Former 'The Biggest Loser' Star Jillian Michaels Facing Backlash for 'Slavery' Comments

"You cannot tie imperialism and racism and slavery to just one race," she said.

August 16, 2025
'The Biggest Loser' Coach Jillian Michaels Facing Backlash for 'Slavery' Comments
Photo by Noel Vasquez/Getty Images

Jillian Michaels is under scrutiny for remarks about slavery made during a panel on CNN’s NewsNight with Abby Phillip.

On Thursday, August 14, the former coach of The Biggest Loser defended a new review of Smithsonian Museum content, stating that it would not distort the past.

“He’s not whitewashing slavery,” Michaels said, arguing that “you cannot tie imperialism and racism and slavery to just one race, which is pretty much what every single exhibit does.”
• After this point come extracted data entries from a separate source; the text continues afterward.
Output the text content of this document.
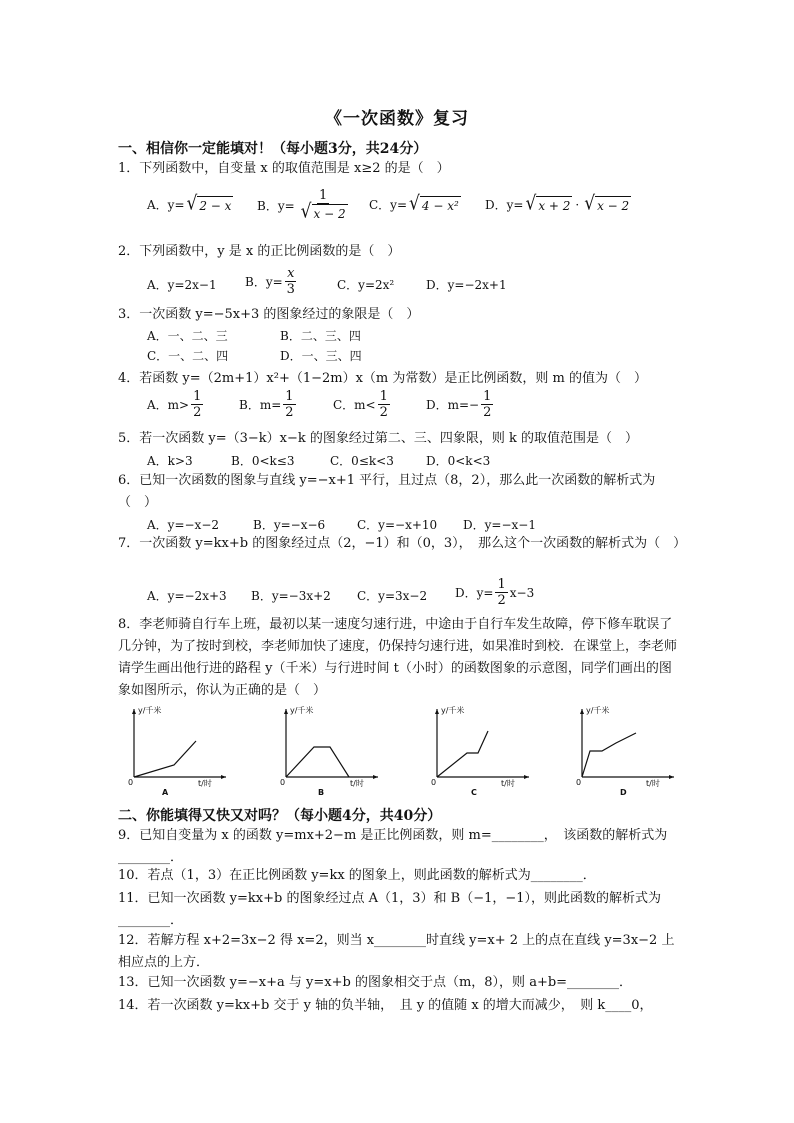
《一次函数》复习
一、相信你一定能填对！（每小题3分，共24分）
1．下列函数中，自变量 x 的取值范围是 x≥2 的是（　）
A．y= √ 2 − x B．$y= \frac{1}{√ x - 2}$ C．y= √ 4 − x² D．y= √ x + 2 · √ x − 2
2．下列函数中，y 是 x 的正比例函数的是（　）
A．y=2x−1 B．$y= \frac{x}{3}$	C．y=2x²	D．y=−2x+1
3．一次函数 y=−5x+3 的图象经过的象限是（　）
A．一、二、三	B．二、三、四
C．一、二、四	D．一、三、四
4．若函数 y=（2m+1）x²+（1−2m）x（m 为常数）是正比例函数，则 m 的值为（　）
A．$m> \frac{1}{2}$	B．$m= \frac{1}{2}$	C．$m< \frac{1}{2}$	D．$m=- \frac{1}{2}$
5．若一次函数 y=（3−k）x−k 的图象经过第二、三、四象限，则 k 的取值范围是（　）
A．k>3	B．0<k≤3	C．0≤k<3	D．0<k<3
6．已知一次函数的图象与直线 y=−x+1 平行，且过点（8，2），那么此一次函数的解析式为（　）
A．y=−x−2	B．y=−x−6	C．y=−x+10 D．y=−x−1
7．一次函数 y=kx+b 的图象经过点（2，−1）和（0，3），　那么这个一次函数的解析式为（　）
A．y=−2x+3 B．y=−3x+2 C．y=3x−2 D．$y= \frac{1}{2} x-3$
8．李老师骑自行车上班，最初以某一速度匀速行进，中途由于自行车发生故障，停下修车耽误了几分钟，为了按时到校，李老师加快了速度，仍保持匀速行进，如果准时到校．在课堂上，李老师请学生画出他行进的路程 y（千米）与行进时间 t（小时）的函数图象的示意图，同学们画出的图象如图所示，你认为正确的是（　）
y/千米
0	t/时
A
y/千米
0	t/时
B
y/千米
0	t/时
C
y/千米
0	t/时
D
二、你能填得又快又对吗？（每小题4分，共40分）
9．已知自变量为 x 的函数 y=mx+2−m 是正比例函数，则 m=________，　该函数的解析式为________．
10．若点（1，3）在正比例函数 y=kx 的图象上，则此函数的解析式为________．
11．已知一次函数 y=kx+b 的图象经过点 A（1，3）和 B（−1，−1），则此函数的解析式为________．
12．若解方程 x+2=3x−2 得 x=2，则当 x________时直线 y=x+ 2 上的点在直线 y=3x−2 上相应点的上方．
13．已知一次函数 y=−x+a 与 y=x+b 的图象相交于点（m，8），则 a+b=________．
14．若一次函数 y=kx+b 交于 y 轴的负半轴，　且 y 的值随 x 的增大而减少，　则 k____0，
Michaels further contended that slavery is “thousands of years old” and suggested its footprint in U.S. history is sometimes overstated because “only a small percentage” of white Americans owned enslaved people.

Phillip challenged that framing on-air: “I’m surprised that you’re trying to litigate who was the beneficiary of slavery.”

Clips from the segment quickly went viral, and the reaction centered on Jillian Michaels’ comments rather than the policy debate that prompted the discussion.

Journalist Touré pushed back on TikTok, disputing the usefulness of a “two percent” statistic and saying, “The point of the two percent stat talking point is to say it wasn’t that big a deal… Everyone who benefited from the American economy at that time benefited from slavery.”

Social media commenters also questioned what the remarks could mean at home for Jillian Michaels, who adopted her daughter Lukensia from Haiti in 2012.

One YouTube user wrote, “Someone rescue that child from this woman, this is how [Clarence] Thomases are made.” Another commenter added, “For a white person to adopt a Black or POC child in this very racist world is damned serious business, and in my opinion, only the truly self-aware anti-racists among them have any business doing it.”

The televised exchange came the same week federal cultural institutions were directed to review museum programming to ensure it is “accurate, patriotic, and enlightening,” following a March executive order titled “Restoring Truth and Sanity to American History,” which called for eliminating “improper, divisive or anti-American ideology.”